Un altro concetto che si sta fortemente sviluppando negli ultimi anni ed è di origine naturale è quella dell’auto-riparazione (self-healing) dei materiali, che risulta interessante in applicazioni infrastrutturali (strade, gallerie, edifici) ma anche per ovvi motivi nell’industria aerospaziale.
Robot bio-ispirati
Uno dei campi di ricerca emergenti della robotica, la Soft robotics, si concentra su macchine fabbricate con componenti soffici, flessibili e sempre più modellati sugli esseri viventi. Le potenziali applicazioni variano in tutti i settori, ma gli scienziati ritengono che le missioni di ricerca e soccorso, in cui la velocità è assolutamente essenziale, potranno trarre grandi vantaggi da questi nuovi tipi di macchine. Ispirati dalla biomeccanica dei ghepardi, i ricercatori del Mit hanno creato Cheetah, il primo robot in grado di correre e saltare gli ostacoli in modo autonomo.
Barbara Mazzolai, direttrice del centro di Micro-biorobotica dell’Istituto italiano di Tecnologie di Pontedera, insieme alla collega Cecilia Laschi della Scuola superiore Sant’Anna di Pisa, è considerata una delle pioniere della Soft robotics. Mazzolai e il suo team hanno realizzato i primi robot che replicano la capacità sensoriale delle piante, i plantoidi. Questi automi potranno essere utilizzati per il monitoraggio del suolo e, come le piante, cambiano la propria morfologia sulla base degli stimoli ambientali percepiti. In prospettiva futura Mazzolai sta lavorando ad altri progetti, come i gro-bot ispirati alle rampicanti, o gli algoritmi modellati sulla base dei principi di comunicazione delle piante.
“In un futuro, spero prossimo, i plantoidi potrebbero rappresentare macchine dotate di una propria forma di intelligenza ispirata alle capacità di adattamento ed esplorazione delle affascinanti creature verdi che da milioni di anni ci circondano in silenzio, e dalle quali dipende la nostra vita. Il mondo della robotica bio-ispirata annovera tra i suoi modelli un vero e proprio zoo”, ha scritto la biologa, lo scorso 17 luglio, sulle colonne del Sole 24 Ore.
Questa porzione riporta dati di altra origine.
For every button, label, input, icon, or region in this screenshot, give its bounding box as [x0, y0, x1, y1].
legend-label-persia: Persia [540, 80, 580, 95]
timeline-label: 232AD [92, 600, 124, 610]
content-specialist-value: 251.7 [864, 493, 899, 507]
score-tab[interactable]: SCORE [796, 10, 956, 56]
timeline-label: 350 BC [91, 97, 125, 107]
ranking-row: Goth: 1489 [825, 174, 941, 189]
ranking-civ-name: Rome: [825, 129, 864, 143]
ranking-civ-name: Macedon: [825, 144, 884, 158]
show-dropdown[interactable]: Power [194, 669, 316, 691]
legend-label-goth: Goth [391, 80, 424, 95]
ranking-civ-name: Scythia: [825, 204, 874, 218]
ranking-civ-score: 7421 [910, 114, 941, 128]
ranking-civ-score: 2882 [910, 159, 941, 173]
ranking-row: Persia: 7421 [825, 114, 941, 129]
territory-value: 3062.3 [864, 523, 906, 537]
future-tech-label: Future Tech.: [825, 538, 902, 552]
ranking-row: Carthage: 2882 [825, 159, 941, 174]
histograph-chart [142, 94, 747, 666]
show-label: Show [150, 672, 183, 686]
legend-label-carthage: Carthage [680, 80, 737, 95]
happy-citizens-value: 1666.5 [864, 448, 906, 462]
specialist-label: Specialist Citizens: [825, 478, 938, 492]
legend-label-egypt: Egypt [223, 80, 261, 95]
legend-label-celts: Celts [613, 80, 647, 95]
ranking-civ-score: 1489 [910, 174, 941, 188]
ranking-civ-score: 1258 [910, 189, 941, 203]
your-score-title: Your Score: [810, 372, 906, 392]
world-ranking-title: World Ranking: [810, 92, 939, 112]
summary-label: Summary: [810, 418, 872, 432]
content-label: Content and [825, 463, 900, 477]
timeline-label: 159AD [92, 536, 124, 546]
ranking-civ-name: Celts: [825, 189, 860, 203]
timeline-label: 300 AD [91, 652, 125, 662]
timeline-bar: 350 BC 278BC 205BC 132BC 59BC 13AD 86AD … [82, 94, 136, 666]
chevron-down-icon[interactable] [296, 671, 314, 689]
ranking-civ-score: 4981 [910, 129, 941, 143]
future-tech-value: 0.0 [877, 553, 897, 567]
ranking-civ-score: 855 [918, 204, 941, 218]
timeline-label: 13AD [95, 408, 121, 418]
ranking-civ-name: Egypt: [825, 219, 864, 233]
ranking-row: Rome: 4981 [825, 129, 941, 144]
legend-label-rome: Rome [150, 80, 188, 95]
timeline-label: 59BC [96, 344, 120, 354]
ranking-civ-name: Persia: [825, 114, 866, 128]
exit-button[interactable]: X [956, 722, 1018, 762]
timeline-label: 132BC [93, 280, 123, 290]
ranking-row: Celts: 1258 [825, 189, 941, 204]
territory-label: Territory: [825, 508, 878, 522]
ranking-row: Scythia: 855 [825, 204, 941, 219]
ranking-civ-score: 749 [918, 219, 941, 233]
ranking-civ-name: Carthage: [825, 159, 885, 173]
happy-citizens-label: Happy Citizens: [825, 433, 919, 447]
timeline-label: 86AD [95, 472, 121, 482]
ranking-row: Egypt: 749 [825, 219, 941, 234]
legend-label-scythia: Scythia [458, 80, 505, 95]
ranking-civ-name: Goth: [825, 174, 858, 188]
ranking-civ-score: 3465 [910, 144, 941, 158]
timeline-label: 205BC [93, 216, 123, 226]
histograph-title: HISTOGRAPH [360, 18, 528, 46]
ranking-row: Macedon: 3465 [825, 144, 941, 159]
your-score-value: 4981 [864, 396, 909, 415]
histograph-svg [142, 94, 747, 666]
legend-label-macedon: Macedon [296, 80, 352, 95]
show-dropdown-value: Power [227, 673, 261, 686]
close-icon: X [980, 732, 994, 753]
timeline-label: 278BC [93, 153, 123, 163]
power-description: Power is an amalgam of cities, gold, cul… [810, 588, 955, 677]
Le innovazioni fondate sui principi della Soft robotics hanno il potenziale per essere veramente dirompenti e secondo molti osservatori, in caso di ulteriori sviluppi, potranno essere combinate con l’ingegneria dei tessuti per creare sistemi ibridi con applicazioni mediche. La sfida si giocherà sull’evoluzione verso materiali sempre più flessibili ma che abbiano una meccanica che consenta al robot di andare contro la gravità.
Non mancano ovviamente limitazioni di natura tecnologica, perché alcune idee della biomimetica non si traducono in pratica e altre si rivelano alla lunga troppo complicate. Questo può accadere quando ci sono tematiche scientifiche che non suscitano sufficiente interesse o su cui non confluiscono investimenti adeguati. A tutto questo va aggiunto che gli ecosistemi sono chiaramente complessi e l’uomo non dispone ancora di molte conoscenze. La natura, però, può aiutarci a capire come trovare soluzioni sostenibili a problemi estremamente complessi.